En répétitions, en période d’improvisation, d’essai, de recherche, un groupe d’interprètes se soude. Chacun apprend la distance, l’imaginaire, le corps des autres. Les spontanéités s’accordent, des chemins s’empruntent, on éprouve, on s’approprie le texte, l’univers, les choix. Des pistes peuvent être suivies très (trop) tôt. Un exemple : le 5 avril 2007 au Studio-Théâtre de Vitry, nous1 étions dans la deuxième semaine de répétition des FEUILLETS D’HYPNOS de René Char. Nous commencions à nous engager dans des voies. Un groupe d’amateurs participant à l’atelier du jeudi2 est venu travailler le soir avec nous. Nous étions tous en lecture du dernier quart du recueil. Certains feuillets leur ont été confiés, avec quelques principes larges.

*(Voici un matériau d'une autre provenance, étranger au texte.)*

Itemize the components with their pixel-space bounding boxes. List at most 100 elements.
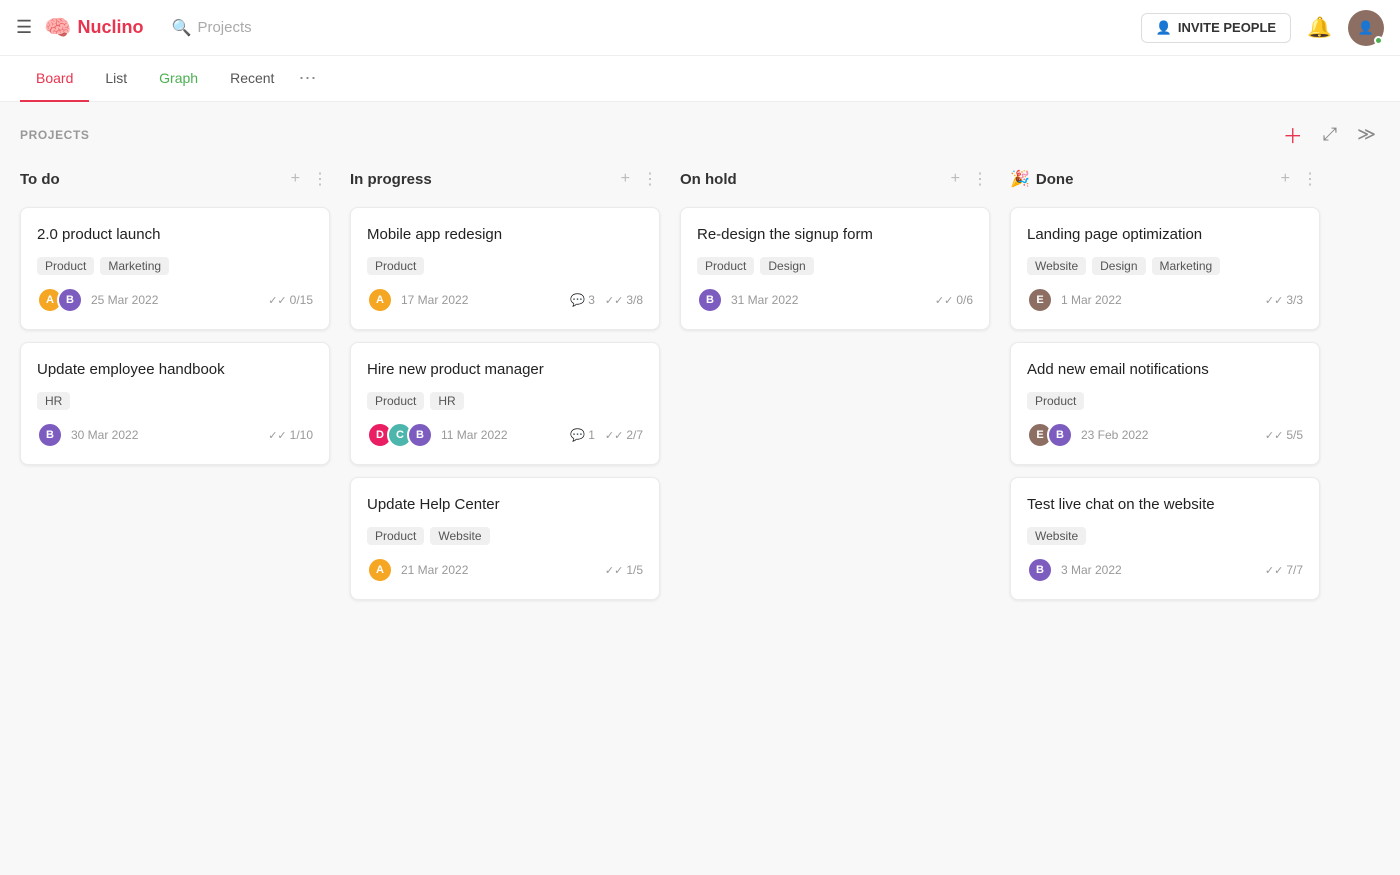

Leur présence nous faisait évoluer dans un espace totalement transformé. Du plateau, certaines de leurs propositions ont d’abord été ressenties comme trop franches, trop pittoresques, trop narratives, en un mot : faibles. Une intrusion dans un espace peureusement rendu familier en quelques jours à quelques-uns. Progressivement, ces propositions ont révélé leur pertinence. Et recadré mon travail d’acteur qui est d’éliminer tout garde-fou qui, s’il n’est pas patiemment débusqué, empêche les sauts dans l’inconnu. Car ce moment de recherche, par ses pièges, engendre chez la plupart des interprètes des réflexes de protection, même ténus, indécelables immédiatement. Solidifier très vite, pour se rassurer. Car c’est difficile de s’avouer non spécialiste de la matière qu’on aborde. D’autant plus quand il s’agit d’un projet comme FEUILLETS D’HYPNOS, qui est un texte multiforme écrit pour le papier. Sa forme scénique, qui inclut la présence d’un groupe d’amateurs pour ancrer la représentation dans son territoire naturel et pour donner une voix aux anonymes auxquels René Char rend hommage, s’invente par un long chemin, des décisions lentes, après de nombreuses « répétitions ». Les amateurs partagent une expérimentation d’acteurs de la façon la plus directe et construisent une réflexion à partir d’une problématique concrète de mise en scène. Par leur imaginaire, par leur implication, ils contribuent très directement à l’élaboration du spectacle. Ils peuvent être utiles pour les interprètes en contribuant à la lucidité de leur travail. Car leur désir de théâtre est dans une forme première ( hors contingence professionnelle ) et ils représentent un maillon entre la scène et la salle.